Las amenazas no veladas por parte del líder de Podemos contra jueces concretos van contra los jueces españoles en general y han sido advertidas como un mensaje claro de búsqueda de sometimiento lacayo, al estilo de lo que hacen los populismos cuando ocupan el poder. Hasta tal punto es así que estamos asistiendo a un hecho sin precedentes en la historia democrática de España. Tres de las cuatro organizaciones judiciales más importantes del país ―que aglutinan a 2.500 jueces, la mitad de toda la judicatura― han redactado un escrito de seis folios dirigido a la vicepresidenta de la Comisión Europea y comisaria de Valores y Transparencia, Vêra Jourová, y al comisario de Justicia, Didier Reynder, denunciando lo que consideran un “riesgo de violación grave” del estado de derecho en España.

Hablamos de miles de jueces que activan la señal de alarma que también nosotros llevamos detectando desde hace ya más de medio año, en cuanto los partidos en el Gobierno anunciaron sus intenciones. Ya en octubre pasado nos dirigimos a la Comisión Europea para avisarle del peligro de esta reforma. Volvimos a hacerlo en diciembre, en enero y en este mismo mes de abril para respaldar la iniciativa de estos profesionales de la judicatura.
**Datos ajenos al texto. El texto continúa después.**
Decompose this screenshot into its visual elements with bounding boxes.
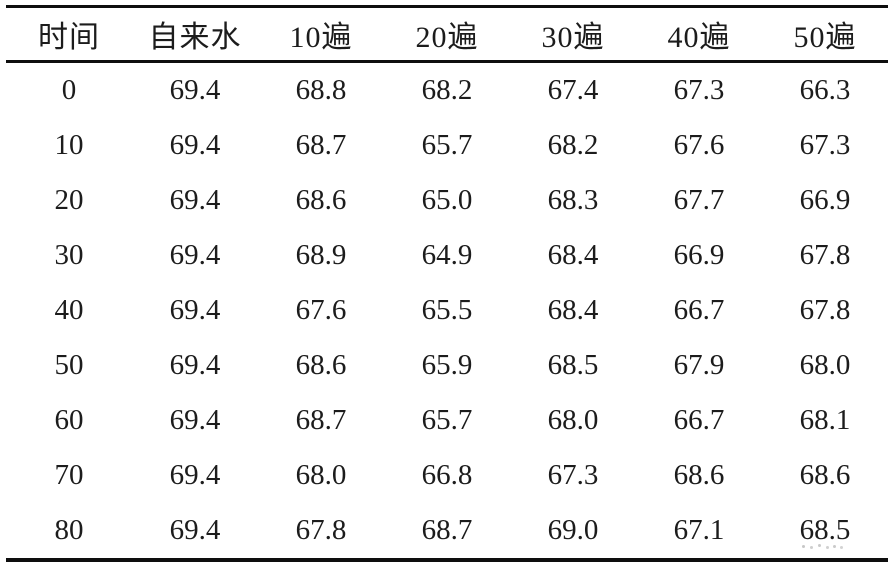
- time-cell: 10: [54, 129, 84, 161]
- column-header: 40遍: [636, 6, 762, 63]
- table-row: 20 69.4 68.6 65.0 68.3 67.7 66.9: [6, 173, 888, 228]
- measurement-table-container: 时间 自来水 10遍 20遍 30遍 40遍 50遍 0 69.4 68.8 68.2 67.4 67…: [6, 5, 888, 562]
- value-cell: 68.6: [673, 459, 725, 491]
- time-cell: 20: [54, 184, 84, 216]
- table-row: 80 69.4 67.8 68.7 69.0 67.1 68.5: [6, 503, 888, 560]
- column-header: 30遍: [510, 6, 636, 63]
- value-cell: 65.7: [421, 404, 473, 436]
- value-cell: 67.3: [547, 459, 599, 491]
- value-cell: 65.7: [421, 129, 473, 161]
- value-cell: 67.4: [547, 74, 599, 106]
- time-cell: 80: [54, 514, 84, 546]
- value-cell: 68.0: [295, 459, 347, 491]
- value-cell: 68.4: [547, 239, 599, 271]
- measurement-table: 时间 自来水 10遍 20遍 30遍 40遍 50遍 0 69.4 68.8 68.2 67.4 67…: [6, 5, 888, 562]
- value-cell: 68.0: [799, 349, 851, 381]
- time-cell: 0: [61, 74, 77, 106]
- value-cell: 68.0: [547, 404, 599, 436]
- time-cell: 30: [54, 239, 84, 271]
- value-cell: 69.4: [169, 74, 221, 106]
- value-cell: 67.7: [673, 184, 725, 216]
- column-header: 10遍: [258, 6, 384, 63]
- value-cell: 67.6: [673, 129, 725, 161]
- table-row: 0 69.4 68.8 68.2 67.4 67.3 66.3: [6, 62, 888, 119]
- value-cell: 68.2: [421, 74, 473, 106]
- table-row: 30 69.4 68.9 64.9 68.4 66.9 67.8: [6, 228, 888, 283]
- value-cell: 66.7: [673, 404, 725, 436]
- column-header: 自来水: [132, 6, 258, 63]
- value-cell: 69.4: [169, 459, 221, 491]
- value-cell: 68.6: [295, 184, 347, 216]
- value-cell: 69.4: [169, 404, 221, 436]
- value-cell: 68.9: [295, 239, 347, 271]
- value-cell: 65.9: [421, 349, 473, 381]
- value-cell: 69.4: [169, 294, 221, 326]
- value-cell: 67.1: [673, 514, 725, 546]
- value-cell: 68.7: [295, 129, 347, 161]
- time-cell: 50: [54, 349, 84, 381]
- value-cell: 67.8: [295, 514, 347, 546]
- value-cell: 69.0: [547, 514, 599, 546]
- value-cell: 68.5: [547, 349, 599, 381]
- value-cell: 68.7: [295, 404, 347, 436]
- value-cell: 66.7: [673, 294, 725, 326]
- value-cell: 69.4: [169, 129, 221, 161]
- column-header: 20遍: [384, 6, 510, 63]
- time-cell: 60: [54, 404, 84, 436]
- value-cell: 65.0: [421, 184, 473, 216]
- table-row: 50 69.4 68.6 65.9 68.5 67.9 68.0: [6, 338, 888, 393]
- value-cell: 69.4: [169, 349, 221, 381]
- value-cell: 68.4: [547, 294, 599, 326]
- value-cell: 66.9: [673, 239, 725, 271]
- value-cell: 67.3: [799, 129, 851, 161]
- value-cell: 68.6: [295, 349, 347, 381]
- value-cell: 64.9: [421, 239, 473, 271]
- value-cell: 68.8: [295, 74, 347, 106]
- value-cell: 66.9: [799, 184, 851, 216]
- value-cell: 67.3: [673, 74, 725, 106]
- value-cell: 69.4: [169, 239, 221, 271]
- value-cell: 68.2: [547, 129, 599, 161]
- table-row: 60 69.4 68.7 65.7 68.0 66.7 68.1: [6, 393, 888, 448]
- time-cell: 40: [54, 294, 84, 326]
- value-cell: 67.6: [295, 294, 347, 326]
- value-cell: 65.5: [421, 294, 473, 326]
- value-cell: 69.4: [169, 184, 221, 216]
- value-cell: 68.3: [547, 184, 599, 216]
- table-row: 70 69.4 68.0 66.8 67.3 68.6 68.6: [6, 448, 888, 503]
- value-cell: 68.5: [799, 514, 851, 546]
- value-cell: 69.4: [169, 514, 221, 546]
- table-header-row: 时间 自来水 10遍 20遍 30遍 40遍 50遍: [6, 6, 888, 63]
- value-cell: 68.1: [799, 404, 851, 436]
- value-cell: 67.8: [799, 294, 851, 326]
- value-cell: 66.3: [799, 74, 851, 106]
- value-cell: 66.8: [421, 459, 473, 491]
- value-cell: 68.7: [421, 514, 473, 546]
- value-cell: 67.9: [673, 349, 725, 381]
- column-header: 50遍: [762, 6, 888, 63]
- time-cell: 70: [54, 459, 84, 491]
- table-body: 0 69.4 68.8 68.2 67.4 67.3 66.3 10 69.4 68.7 65.7 6…: [6, 62, 888, 561]
- value-cell: 68.6: [799, 459, 851, 491]
- table-header: 时间 自来水 10遍 20遍 30遍 40遍 50遍: [6, 6, 888, 63]
- table-row: 10 69.4 68.7 65.7 68.2 67.6 67.3: [6, 118, 888, 173]
- value-cell: 67.8: [799, 239, 851, 271]
- column-header: 时间: [6, 6, 132, 63]
- table-row: 40 69.4 67.6 65.5 68.4 66.7 67.8: [6, 283, 888, 338]
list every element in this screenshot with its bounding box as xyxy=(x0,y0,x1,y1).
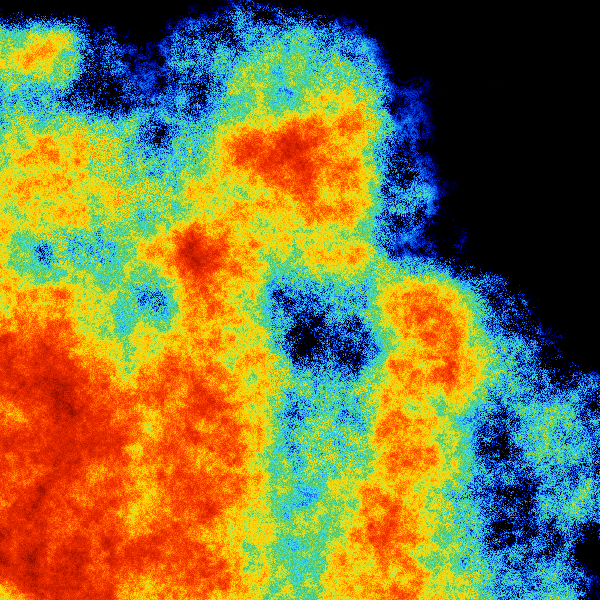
ir-cloud-image-canvas xyxy=(0,0,600,600)
satellite-image-viewport xyxy=(0,0,600,600)
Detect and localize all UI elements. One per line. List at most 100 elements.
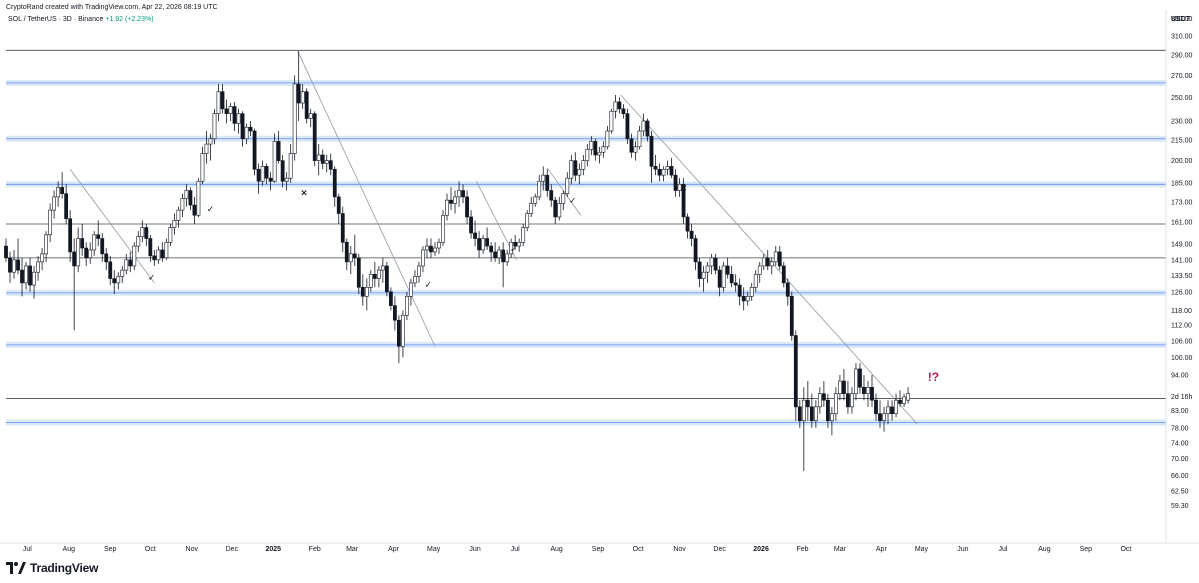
candle bbox=[585, 144, 590, 167]
candle bbox=[449, 187, 453, 211]
time-tick-label: Mar bbox=[346, 546, 359, 553]
candle-body bbox=[433, 247, 437, 253]
candle-body bbox=[409, 282, 413, 297]
time-tick-label: Sep bbox=[104, 546, 117, 553]
candle bbox=[76, 227, 81, 273]
time-axis[interactable]: Jul Aug Sep Oct Nov Dec 2025 Feb Mar Apr May Jun Jul… bbox=[23, 546, 1132, 553]
candle bbox=[609, 108, 614, 134]
candle-body bbox=[457, 190, 461, 198]
time-tick-label: Aug bbox=[63, 546, 76, 553]
candle-body bbox=[260, 166, 265, 182]
candle-body bbox=[521, 227, 526, 243]
candle bbox=[890, 400, 894, 421]
price-tick-label: 66.00 bbox=[1171, 473, 1189, 480]
candle bbox=[489, 242, 494, 262]
candle bbox=[437, 238, 441, 254]
time-tick-label: Mar bbox=[834, 546, 847, 553]
candle-body bbox=[637, 130, 642, 148]
candle bbox=[906, 387, 910, 404]
horizontal-levels bbox=[6, 49, 1166, 426]
candle bbox=[613, 95, 618, 119]
candle bbox=[601, 141, 606, 158]
price-tick-label: 200.00 bbox=[1171, 158, 1193, 165]
candle-body bbox=[801, 399, 806, 422]
candle-body bbox=[541, 174, 546, 182]
candle-body bbox=[597, 151, 602, 156]
candle-body bbox=[68, 218, 73, 253]
time-tick-label: Sep bbox=[1080, 546, 1093, 553]
candle bbox=[32, 265, 36, 299]
candle bbox=[817, 387, 822, 414]
tradingview-logo[interactable]: TradingView bbox=[6, 561, 98, 575]
candle bbox=[541, 166, 546, 191]
candle-body bbox=[376, 269, 381, 279]
candle bbox=[132, 242, 137, 271]
candle-body bbox=[665, 166, 670, 170]
candle-body bbox=[180, 198, 185, 211]
candle-body bbox=[729, 274, 734, 284]
chart-attribution: CryptoRand created with TradingView.com,… bbox=[6, 4, 218, 11]
candle-body bbox=[72, 251, 77, 267]
candle bbox=[697, 257, 702, 288]
candle-body bbox=[589, 141, 594, 150]
candle bbox=[557, 196, 562, 221]
candle bbox=[260, 160, 265, 186]
candle-body bbox=[517, 241, 522, 247]
cross-marker: × bbox=[680, 184, 688, 194]
candle bbox=[565, 172, 570, 197]
candle bbox=[108, 255, 113, 286]
candle-body bbox=[8, 257, 12, 273]
candle bbox=[304, 88, 309, 124]
candle-body bbox=[240, 113, 245, 140]
candle bbox=[665, 160, 670, 176]
candle bbox=[312, 111, 317, 167]
candle-body bbox=[629, 138, 634, 153]
candle bbox=[168, 223, 173, 247]
candle bbox=[761, 253, 766, 271]
candle-body bbox=[80, 238, 85, 249]
candle-body bbox=[641, 120, 646, 132]
candle-body bbox=[328, 160, 333, 170]
candle-body bbox=[753, 274, 758, 288]
candle bbox=[68, 210, 73, 262]
candle bbox=[846, 381, 850, 414]
candle bbox=[128, 251, 133, 273]
candle bbox=[721, 261, 726, 292]
candle-body bbox=[761, 257, 766, 267]
candle-body bbox=[220, 91, 225, 110]
candle-body bbox=[701, 271, 706, 279]
candle bbox=[180, 193, 185, 217]
candle bbox=[649, 130, 654, 183]
candle-body bbox=[92, 234, 97, 251]
time-tick-label: Nov bbox=[673, 546, 686, 553]
candle-body bbox=[413, 276, 417, 284]
price-axis[interactable]: USDT 330.00 310.00 290.00 270.00 250.00 230.0… bbox=[1167, 16, 1199, 510]
candle bbox=[24, 261, 28, 290]
candle bbox=[292, 75, 297, 161]
candle bbox=[581, 155, 586, 176]
candle-body bbox=[617, 101, 622, 110]
time-tick-label: Oct bbox=[145, 546, 156, 553]
candle bbox=[264, 163, 269, 185]
candle-body bbox=[829, 413, 834, 422]
candle bbox=[104, 248, 109, 271]
candle bbox=[529, 196, 534, 217]
candle-body bbox=[677, 183, 682, 191]
candle bbox=[376, 265, 381, 288]
candle-body bbox=[384, 265, 389, 293]
candle-body bbox=[493, 251, 498, 259]
candle-body bbox=[705, 265, 710, 273]
candle bbox=[789, 291, 794, 341]
candle-body bbox=[112, 278, 117, 284]
candle bbox=[461, 184, 465, 204]
markers: ✓ ✓ × ✓ ✓ ✓ ×!? bbox=[148, 184, 939, 385]
candle bbox=[425, 238, 429, 258]
price-tick-label: 74.00 bbox=[1171, 440, 1189, 447]
candle bbox=[429, 238, 433, 258]
time-tick-label: May bbox=[427, 546, 441, 553]
candle bbox=[593, 138, 598, 161]
candle bbox=[56, 181, 61, 207]
candle bbox=[441, 210, 445, 247]
candle-body bbox=[429, 245, 433, 253]
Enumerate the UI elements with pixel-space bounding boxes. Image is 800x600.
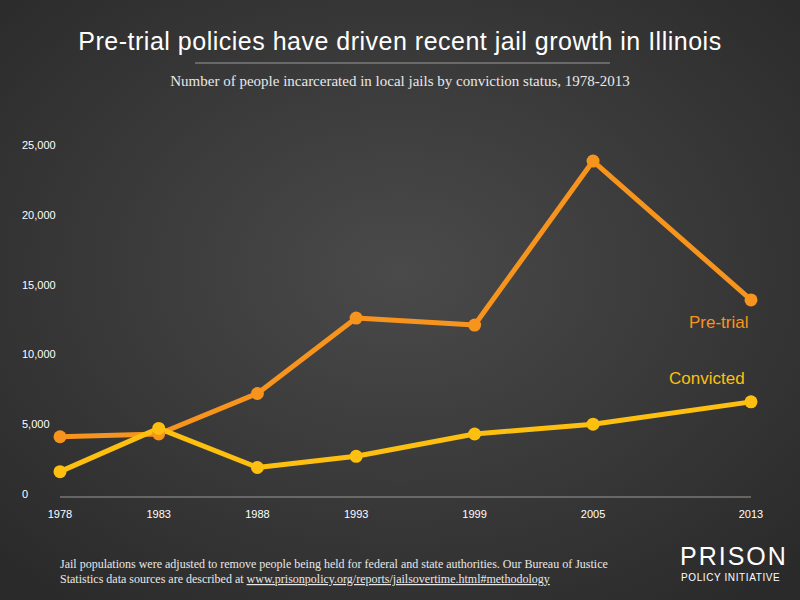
series-point [350, 450, 363, 463]
series-point [587, 418, 600, 431]
chart: Pre-trial policies have driven recent ja… [0, 0, 800, 600]
subtitle: Number of people incarcerated in local j… [170, 73, 629, 89]
series-label: Pre-trial [689, 313, 749, 332]
series-point [251, 387, 264, 400]
series-label: Convicted [669, 369, 745, 388]
series-point [745, 293, 758, 306]
y-tick-label: 0 [22, 488, 28, 500]
x-tick-label: 1988 [245, 508, 269, 520]
x-tick-label: 1983 [146, 508, 170, 520]
series-line [60, 402, 751, 472]
y-tick-label: 20,000 [22, 209, 56, 221]
series-point [468, 427, 481, 440]
x-tick-label: 1999 [462, 508, 486, 520]
x-tick-label: 1993 [344, 508, 368, 520]
y-tick-label: 10,000 [22, 348, 56, 360]
series-point [54, 430, 67, 443]
x-tick-label: 1978 [48, 508, 72, 520]
title-rule [195, 63, 610, 64]
series-point [251, 461, 264, 474]
series-point [745, 395, 758, 408]
note: Jail populations were adjusted to remove… [60, 557, 608, 571]
logo: PRISON [680, 542, 788, 570]
plot-marks [54, 155, 758, 479]
y-tick-label: 25,000 [22, 139, 56, 151]
series-point [54, 465, 67, 478]
x-tick-label: 2013 [739, 508, 763, 520]
x-axis-line [60, 497, 751, 498]
y-tick-label: 5,000 [22, 418, 50, 430]
background [0, 0, 800, 600]
note-link: www.prisonpolicy.org/reports/jailsoverti… [247, 572, 550, 586]
series-point [587, 155, 600, 168]
series-line [60, 161, 751, 437]
note: Statistics data sources are described at [60, 572, 244, 586]
logo: POLICY INITIATIVE [681, 572, 780, 583]
series-point [350, 312, 363, 325]
series-point [468, 319, 481, 332]
title: Pre-trial policies have driven recent ja… [78, 27, 721, 55]
x-tick-label: 2005 [581, 508, 605, 520]
y-tick-label: 15,000 [22, 279, 56, 291]
series-point [152, 422, 165, 435]
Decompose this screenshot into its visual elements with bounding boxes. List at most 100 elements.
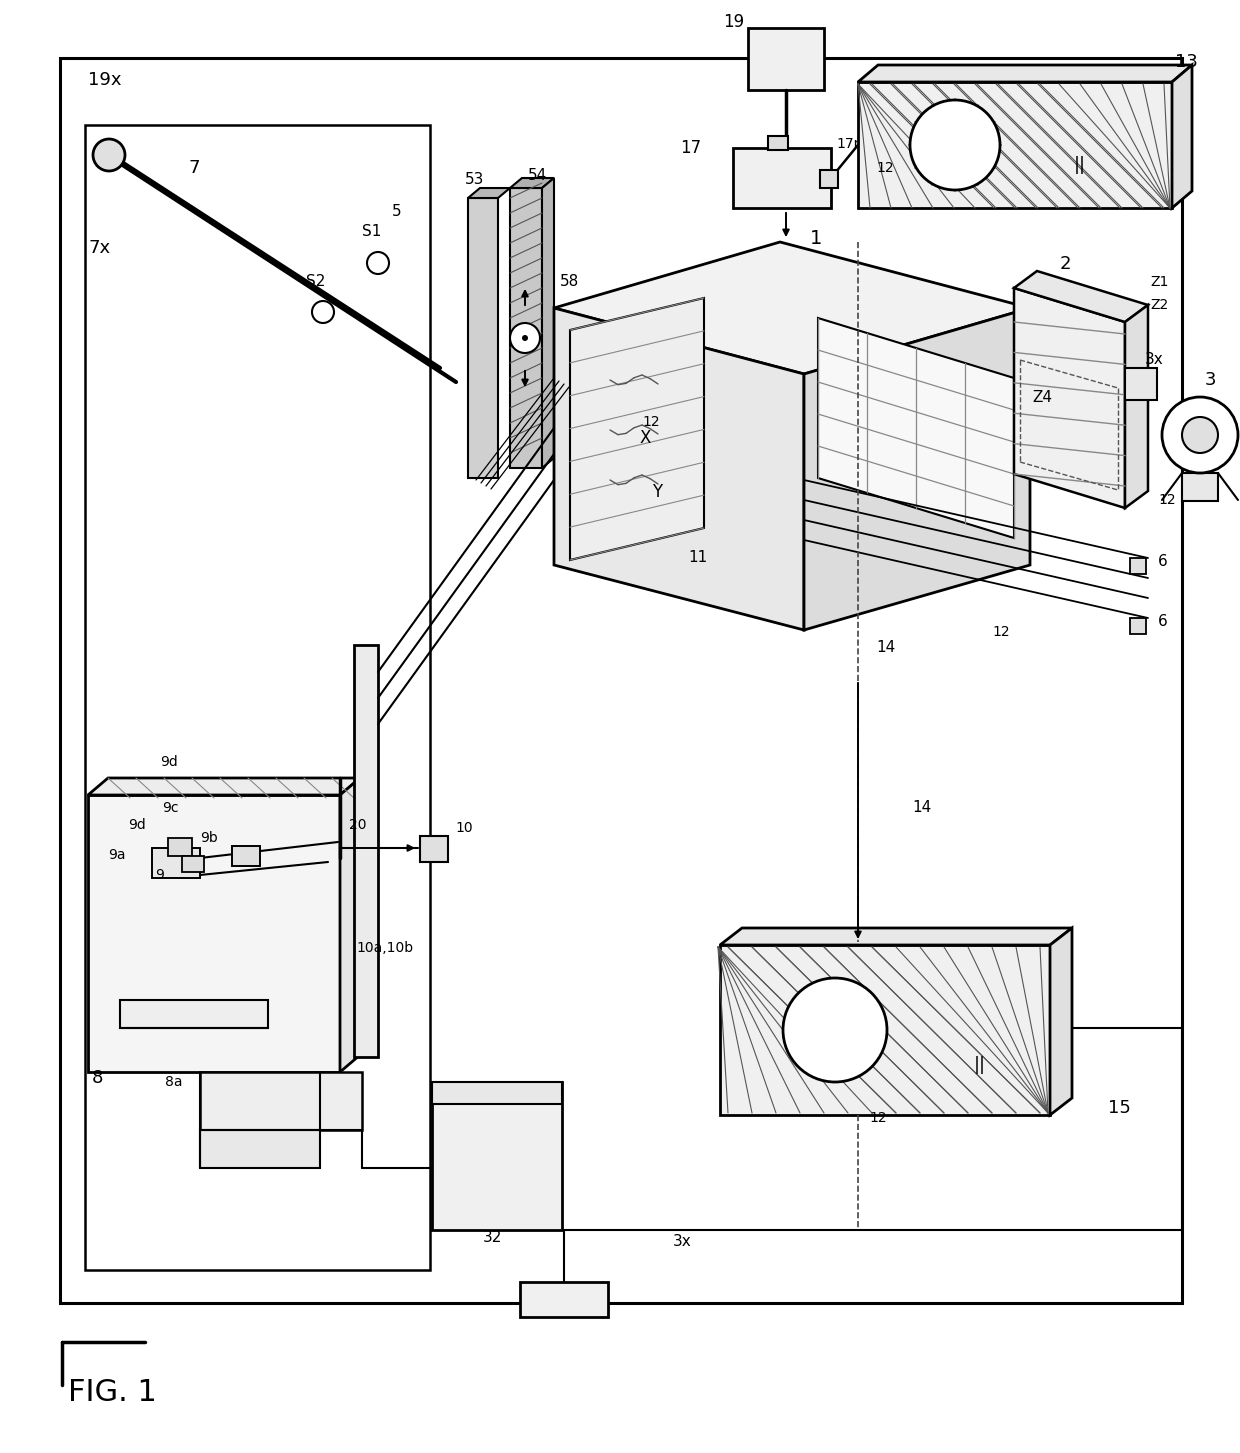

Y el mensaje ha llegado: tras reunirse con Juan Carlos Campo, ministro de Justicia, Vêra Jourová declaró el lunes que la reforma del CGPJ de limitación de competencias cuando está en funciones “en principio” encaja con el estado de derecho, pero que eso “hace aún más apremiante la necesidad de elegir a los nuevos miembros del Consejo”. Y subrayó lo importante: cualquier cambio legal debe hacerse “tras haber realizado amplias consultas”.

Jourová le pidió a Campos que no se tramite la propuesta del PSOE y Podemos sobre la renovación de vocales y aparentemente tuvo éxito: “El ministro me aseguró que la reforma para el sistema de elección de los miembros de CGPJ no será llevada adelante por el Gobierno”.

¿Alguna duda sobre cómo interpretar la posición de Bruselas? De nuevo Jourová hablando de su conversación con el ministro de Justicia: “Le he recordado nuestra posición clara de que es importante abordar el problema [de la renovación] del Consejo y garantizar a la vez que no sea percibido como vulnerable a la politización”.

El poder de los jueces, la independencia de su poder, la separación de poderes… todo ello forma parte de las defensas del sistema democrático frente a los gobernantes y las tentaciones de abuso que puedan tener. Por eso mismo, es la pieza más apetitosa para los políticos depredadores que, en tiempos de crisis, tienen más oportunidades de cobrársela.

La participación del Congreso y del Senado en la designación de una parte del CGPJ contamina el proceso

Los problemas más serios para la elección del Consejo General del Poder Judicial han sido políticos, siguiendo la estela de la preocupación de la comisaria; se han debido a la alta politización del sistema de elección. La participación del Congreso y del Senado en la designación de una parte del CGPJ contamina el proceso y lo convierte en un intercambio de cromos entre los dos partidos grandes, que se buscan mutuamente y acuerdan ―esto sí que lo acuerdan― los nombres.

La nueva reforma profundiza en esa politización. Esto no estaba en el espíritu constitucional.  Necesitamos que la ley que regula la elección del gobierno de los jueces refuerce la independencia del poder judicial, no lo contrario, y necesitamos que Bruselas intervenga si el Gobierno se equivoca de camino. ¿Por qué? Porque esa independencia es la clave de bóveda del sistema de separación de poderes: es lo que nos protege de la deriva arbitraria. Un factor vital para que la corrupción no lo inunde todo poco a poco, para que la democracia no naufrague.

Por eso hemos arropado la iniciativa de los 2.500 jueces ante el Gobierno de la UE, que va a escuchar sus razones a finales de mes en el marco de la elaboración del informe sobre el estado de derecho 2021. Es tiempo de proteger al poder judicial para comenzar a generar una nueva cultura de respeto de su independencia en lo más profundo. Es tiempo de achicar cada espacio a las nuevas —pero tan viejas— tentaciones de los populistas.